Le Ventre de Paris

Le Ventre de Paris (paragraphe n°264)

Chapitre II

Gavard, de son côté, cherchait une place pour Florent. Mais il cherchait d'une façon extraordinaire et tout à fait souterraine. Il aurait voulu trouver quelque emploi dramatique ou simplement d'une ironie amère, qui convînt à " un proscrit. " Gavard était un homme d'opposition. Il venait de dépasser la cinquantaine, et se vantait d'avoir déjà dit leur fait à quatre gouvernements.
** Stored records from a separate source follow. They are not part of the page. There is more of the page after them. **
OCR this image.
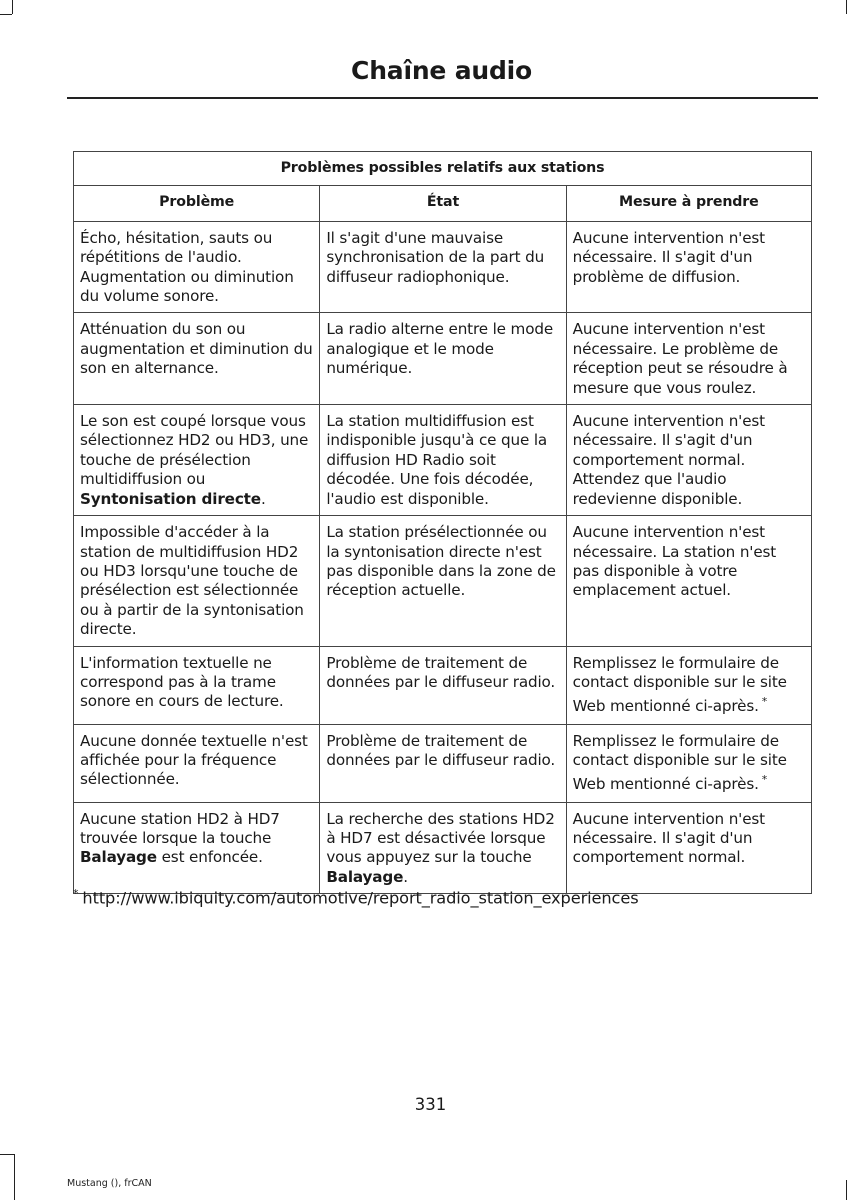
Chaîne audio
Problèmes possibles relatifs aux stations		
Problème	État	Mesure à prendre
Écho, hésitation, sauts ou répétitions de l'audio. Augmentation ou diminution du volume sonore.	Il s'agit d'une mauvaise synchronisation de la part du diffuseur radiophonique.	Aucune intervention n'est nécessaire. Il s'agit d'un problème de diffusion.
Atténuation du son ou augmentation et diminution du son en alternance.	La radio alterne entre le mode analogique et le mode numérique.	Aucune intervention n'est nécessaire. Le problème de réception peut se résoudre à mesure que vous roulez.
Le son est coupé lorsque vous sélectionnez HD2 ou HD3, une touche de présélection multidiffusion ou Syntonisation directe.	La station multidiffusion est indisponible jusqu'à ce que la diffusion HD Radio soit décodée. Une fois décodée, l'audio est disponible.	Aucune intervention n'est nécessaire. Il s'agit d'un comportement normal. Attendez que l'audio redevienne disponible.
Impossible d'accéder à la station de multidiffusion HD2 ou HD3 lorsqu'une touche de présélection est sélectionnée ou à partir de la syntonisation directe.	La station présélectionnée ou la syntonisation directe n'est pas disponible dans la zone de réception actuelle.	Aucune intervention n'est nécessaire. La station n'est pas disponible à votre emplacement actuel.
L'information textuelle ne correspond pas à la trame sonore en cours de lecture.	Problème de traitement de données par le diffuseur radio.	Remplissez le formulaire de contact disponible sur le site Web mentionné ci-après. *
Aucune donnée textuelle n'est affichée pour la fréquence sélectionnée.	Problème de traitement de données par le diffuseur radio.	Remplissez le formulaire de contact disponible sur le site Web mentionné ci-après. *
Aucune station HD2 à HD7 trouvée lorsque la touche Balayage est enfoncée.	La recherche des stations HD2 à HD7 est désactivée lorsque vous appuyez sur la touche Balayage.	Aucune intervention n'est nécessaire. Il s'agit d'un comportement normal.
* http://www.ibiquity.com/automotive/report_radio_station_experiences
331
Mustang (), frCAN
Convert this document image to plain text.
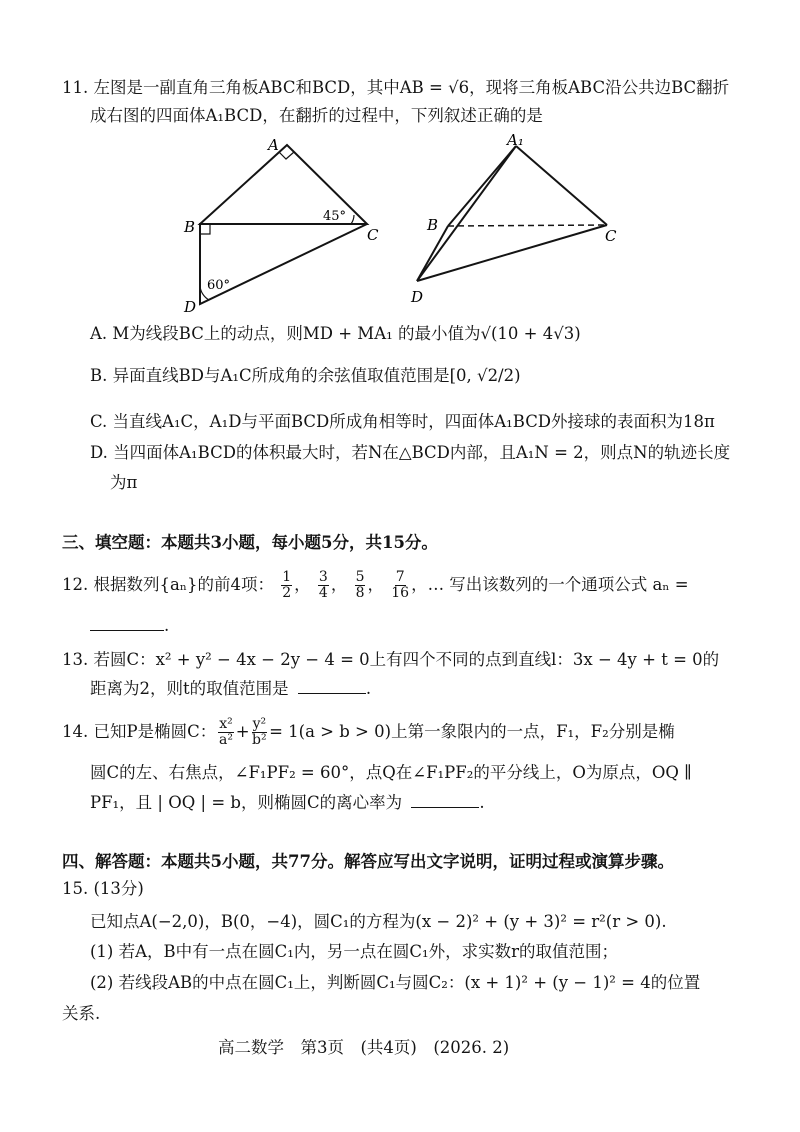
11. 左图是一副直角三角板ABC和BCD，其中AB = √6，现将三角板ABC沿公共边BC翻折
成右图的四面体A₁BCD，在翻折的过程中，下列叙述正确的是
A
B	C
D
45°
60°
A₁
B
C
D
A. M为线段BC上的动点，则MD + MA₁ 的最小值为√(10 + 4√3)
B. 异面直线BD与A₁C所成角的余弦值取值范围是[0, √2/2)
C. 当直线A₁C，A₁D与平面BCD所成角相等时，四面体A₁BCD外接球的表面积为18π
D. 当四面体A₁BCD的体积最大时，若N在△BCD内部，且A₁N = 2，则点N的轨迹长度
为π
三、填空题：本题共3小题，每小题5分，共15分。
12. 根据数列{aₙ}的前4项： $\frac{1}{2}$ ， $\frac{3}{4}$ ， $\frac{5}{8}$ ， $\frac{7}{16}$ ，… 写出该数列的一个通项公式 aₙ =
.
13. 若圆C：x² + y² − 4x − 2y − 4 = 0上有四个不同的点到直线l：3x − 4y + t = 0的
距离为2，则t的取值范围是	.
14. 已知P是椭圆C： $\frac{\text{x²}}{\text{a²}} + \frac{\text{y²}}{\text{b²}} = 1(a > b > 0)$上第一象限内的一点，F₁，F₂分别是椭
圆C的左、右焦点，∠F₁PF₂ = 60°，点Q在∠F₁PF₂的平分线上，O为原点，OQ ∥
PF₁，且 | OQ | = b，则椭圆C的离心率为	.
四、解答题：本题共5小题，共77分。解答应写出文字说明，证明过程或演算步骤。
15. (13分)
已知点A(−2,0)，B(0，−4)，圆C₁的方程为(x − 2)² + (y + 3)² = r²(r > 0).
(1) 若A，B中有一点在圆C₁内，另一点在圆C₁外，求实数r的取值范围；
(2) 若线段AB的中点在圆C₁上，判断圆C₁与圆C₂：(x + 1)² + (y − 1)² = 4的位置
关系.
高二数学　第3页　(共4页)　(2026. 2)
Charles X, les prêtres, les nobles, toute cette racaille qu'il avait flanquée à la porte, lui faisaient encore hausser les épaules ; Louis-Philippe était un imbécile, avec sesbourgeois, et il racontait l'histoire des bas de laine, dans lesquels le roi citoyen cachait ses gros sous ; quant à la république de 48, c'était une farce, les ouvriers l'avaient trompé ; mais il n'avouait plus qu'il avait applaudi au 2 Décembre, parce que, maintenant, il regardait Napoléon III comme son ennemi personnel, une canaille qui s'enfermait avec de Morny et les autres, pour faire des " gueuletons. " Sur ce chapitre, il ne tarissait pas ; il baissait un peu la voix, il affirmait que, tous les soirs, des voitures fermées amenaient des femmes aux Tuileries, et que lui, lui qui vous parlait, avait, une nuit, de la place du Carrousel, entendu le bruit de l'orgie. La religion de Gavard était d'être le plus désagréable possible au gouvernement. Il lui faisait des farces atroces, dont il riait en dessous pendant des mois. D'abord, il votait pour le candidat qui devait " embêter les ministres " au Corps législatif. Puis, s'il pouvait voler le fisc, mettre la police en déroute, amener quelque échauffourée, il travaillait à rendre l'aventure très insurrectionnelle. Il mentait, d'ailleurs, se posait en homme dangereux, parlait comme si la " séquelle des Tuileries " l'eût connu et eût tremblé devant lui, disait qu'il fallait guillotiner la moitié de ces gredins et déporter l'autre moitié " au prochain coup de chien. " Toute sa politique bavarde et violente se nourrissait de la sorte de hâbleries, de contes à dormir debout, de ce besoin goguenard de tapage et de drôleries qui pousse un boutiquier parisien à ouvrir ses volets, un jour de barricades, pour voir les morts. Aussi, quand Florent revint de Cayenne, flaira-t-il un tour abominable, cherchant de quelle façon, particulièrement spirituelle, il allait pouvoir se moquer de l'empereur, du ministère, des hommes en place, jusqu'au dernier des sergents de ville.